Errors or warnings detected by the routine:
${\mathbf{ifail}}=1$
 On entry, ${\mathbf{m}}<1$, or ${\mathbf{neq}}<1$, or ${\mathbf{ldysav}}<1$, or ${\mathbf{neq}}>{\mathbf{ldysav}}$, or ${\mathbf{m}}>{\mathbf{neq}}$, or ${\mathbf{nqu}}<1$, or ${\mathbf{sdysav}}<{\mathbf{nqu}}+1$.
${\mathbf{ifail}}=2$
On entry, ${\mathbf{hu}}=0.0$ or ${\mathbf{h}}=0.0$. This error can only occur if h and hu have been changed by you or possibly if the integrator has failed before calling d02xjf.
${\mathbf{ifail}}=3$
d02xjf has been called for extrapolation.

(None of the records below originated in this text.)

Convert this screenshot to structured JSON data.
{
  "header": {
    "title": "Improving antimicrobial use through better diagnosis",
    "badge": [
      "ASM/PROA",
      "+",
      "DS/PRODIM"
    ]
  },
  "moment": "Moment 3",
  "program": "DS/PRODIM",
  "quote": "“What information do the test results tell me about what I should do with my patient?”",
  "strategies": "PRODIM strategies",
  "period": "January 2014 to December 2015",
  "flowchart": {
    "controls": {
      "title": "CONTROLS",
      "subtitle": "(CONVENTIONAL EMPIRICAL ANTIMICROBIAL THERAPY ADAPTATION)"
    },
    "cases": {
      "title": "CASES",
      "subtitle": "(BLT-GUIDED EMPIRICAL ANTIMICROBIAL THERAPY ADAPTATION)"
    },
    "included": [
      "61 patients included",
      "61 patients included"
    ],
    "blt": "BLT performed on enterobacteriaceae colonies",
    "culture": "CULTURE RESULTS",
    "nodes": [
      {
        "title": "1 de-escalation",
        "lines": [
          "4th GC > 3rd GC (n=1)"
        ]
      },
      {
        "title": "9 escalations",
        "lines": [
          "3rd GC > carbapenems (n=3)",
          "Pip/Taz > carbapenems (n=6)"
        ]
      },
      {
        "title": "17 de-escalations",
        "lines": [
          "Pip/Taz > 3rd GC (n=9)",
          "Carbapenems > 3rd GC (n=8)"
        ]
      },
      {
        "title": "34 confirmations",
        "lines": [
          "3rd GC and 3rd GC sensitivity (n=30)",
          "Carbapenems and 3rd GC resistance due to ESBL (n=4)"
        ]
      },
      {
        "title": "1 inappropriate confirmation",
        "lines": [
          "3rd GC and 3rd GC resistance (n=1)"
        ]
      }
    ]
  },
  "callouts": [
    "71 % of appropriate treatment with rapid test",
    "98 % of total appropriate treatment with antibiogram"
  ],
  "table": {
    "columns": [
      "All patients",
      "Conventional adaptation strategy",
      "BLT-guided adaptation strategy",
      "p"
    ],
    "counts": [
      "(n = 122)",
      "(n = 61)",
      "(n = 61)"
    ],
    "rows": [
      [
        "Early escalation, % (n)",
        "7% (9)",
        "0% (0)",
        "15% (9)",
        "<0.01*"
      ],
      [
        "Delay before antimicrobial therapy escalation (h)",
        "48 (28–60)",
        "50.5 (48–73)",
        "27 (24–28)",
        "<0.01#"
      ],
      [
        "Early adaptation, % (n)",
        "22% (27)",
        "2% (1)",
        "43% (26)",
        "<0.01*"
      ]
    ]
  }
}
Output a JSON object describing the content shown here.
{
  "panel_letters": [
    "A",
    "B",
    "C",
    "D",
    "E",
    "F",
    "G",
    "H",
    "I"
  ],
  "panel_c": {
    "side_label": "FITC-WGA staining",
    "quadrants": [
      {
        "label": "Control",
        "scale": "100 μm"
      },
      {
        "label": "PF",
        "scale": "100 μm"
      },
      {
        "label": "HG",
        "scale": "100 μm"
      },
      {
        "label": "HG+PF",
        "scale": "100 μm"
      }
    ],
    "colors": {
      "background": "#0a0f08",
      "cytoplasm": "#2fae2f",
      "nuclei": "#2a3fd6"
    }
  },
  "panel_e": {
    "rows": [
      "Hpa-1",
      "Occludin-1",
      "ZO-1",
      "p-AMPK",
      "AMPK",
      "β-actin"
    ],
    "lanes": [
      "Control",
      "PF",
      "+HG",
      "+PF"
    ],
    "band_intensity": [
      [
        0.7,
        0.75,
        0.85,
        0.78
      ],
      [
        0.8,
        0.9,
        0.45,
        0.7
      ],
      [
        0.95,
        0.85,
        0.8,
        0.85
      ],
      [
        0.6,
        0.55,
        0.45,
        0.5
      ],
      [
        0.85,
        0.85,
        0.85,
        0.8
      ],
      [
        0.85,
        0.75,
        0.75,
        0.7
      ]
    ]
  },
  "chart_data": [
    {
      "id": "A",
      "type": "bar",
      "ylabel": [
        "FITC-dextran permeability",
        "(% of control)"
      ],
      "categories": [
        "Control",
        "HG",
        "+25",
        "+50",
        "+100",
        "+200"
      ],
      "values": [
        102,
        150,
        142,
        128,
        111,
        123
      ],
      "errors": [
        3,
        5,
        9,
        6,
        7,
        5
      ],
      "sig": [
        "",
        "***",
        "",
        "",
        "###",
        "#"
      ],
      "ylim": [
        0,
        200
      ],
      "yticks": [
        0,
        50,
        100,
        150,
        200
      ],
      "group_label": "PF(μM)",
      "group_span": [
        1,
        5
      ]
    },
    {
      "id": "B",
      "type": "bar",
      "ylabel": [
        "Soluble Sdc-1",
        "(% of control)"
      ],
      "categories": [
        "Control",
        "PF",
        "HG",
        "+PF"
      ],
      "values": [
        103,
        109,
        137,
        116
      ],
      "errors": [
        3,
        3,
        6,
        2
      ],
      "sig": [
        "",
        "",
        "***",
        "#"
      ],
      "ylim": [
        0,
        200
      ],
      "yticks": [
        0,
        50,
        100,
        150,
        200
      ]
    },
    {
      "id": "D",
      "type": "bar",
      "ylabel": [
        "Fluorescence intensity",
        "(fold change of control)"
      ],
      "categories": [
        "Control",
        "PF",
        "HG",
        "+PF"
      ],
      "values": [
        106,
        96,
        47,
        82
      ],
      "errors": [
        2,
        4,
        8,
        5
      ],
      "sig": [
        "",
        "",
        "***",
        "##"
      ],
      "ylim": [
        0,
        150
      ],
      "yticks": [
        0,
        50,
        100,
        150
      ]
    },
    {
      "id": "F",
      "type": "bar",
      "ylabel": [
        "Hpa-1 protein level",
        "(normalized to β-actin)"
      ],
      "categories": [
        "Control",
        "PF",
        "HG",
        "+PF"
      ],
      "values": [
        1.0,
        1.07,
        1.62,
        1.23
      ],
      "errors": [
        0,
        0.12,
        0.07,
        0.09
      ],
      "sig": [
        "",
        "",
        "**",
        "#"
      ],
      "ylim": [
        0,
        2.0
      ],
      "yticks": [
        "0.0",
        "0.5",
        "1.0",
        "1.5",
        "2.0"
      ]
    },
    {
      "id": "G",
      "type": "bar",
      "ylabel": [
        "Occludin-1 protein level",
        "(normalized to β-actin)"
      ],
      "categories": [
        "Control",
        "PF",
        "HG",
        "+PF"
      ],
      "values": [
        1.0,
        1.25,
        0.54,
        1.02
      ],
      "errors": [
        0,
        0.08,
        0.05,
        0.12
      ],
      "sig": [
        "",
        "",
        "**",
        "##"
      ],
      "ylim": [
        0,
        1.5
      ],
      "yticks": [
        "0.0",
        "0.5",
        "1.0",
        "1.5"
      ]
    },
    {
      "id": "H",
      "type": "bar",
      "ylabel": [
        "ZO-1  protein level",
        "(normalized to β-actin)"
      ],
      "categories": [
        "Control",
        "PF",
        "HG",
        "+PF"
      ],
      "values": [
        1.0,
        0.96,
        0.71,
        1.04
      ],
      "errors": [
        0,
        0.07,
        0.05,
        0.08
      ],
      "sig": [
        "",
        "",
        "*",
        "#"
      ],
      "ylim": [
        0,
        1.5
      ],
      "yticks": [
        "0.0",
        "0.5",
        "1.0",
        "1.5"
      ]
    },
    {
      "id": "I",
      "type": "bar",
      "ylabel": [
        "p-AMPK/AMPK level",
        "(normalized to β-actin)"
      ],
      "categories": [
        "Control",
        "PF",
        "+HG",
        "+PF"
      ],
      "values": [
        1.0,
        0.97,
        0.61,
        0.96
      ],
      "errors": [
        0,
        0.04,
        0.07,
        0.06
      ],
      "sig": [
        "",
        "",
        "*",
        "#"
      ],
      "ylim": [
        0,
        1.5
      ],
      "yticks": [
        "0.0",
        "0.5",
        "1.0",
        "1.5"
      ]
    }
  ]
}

Before returning with this error exit, the value of the solution at xsol is calculated and placed in sol.
${\mathbf{ifail}}=-99$
See Section 3.9 in How to Use the NAG Library and its Documentation for further information.
${\mathbf{ifail}}=-399$
Your licence key may have expired or may not have been installed correctly.
See Section 3.8 in How to Use the NAG Library and its Documentation for further information.
${\mathbf{ifail}}=-999$
Dynamic memory allocation failed.
See Section 3.7 in How to Use the NAG Library and its Documentation for further information.

## 7Accuracy

The solution values returned will be of a similar accuracy to those computed by the integrator.

## 8Parallelism and Performance

d02xjf is not threaded in any implementation.

d02xjf is that employed for prediction purposes internally by the integrator. It is supplied for purposes of consistency only. You are recommended to employ the ${C}^{1}$ interpolant provided by d02xkf wherever possible.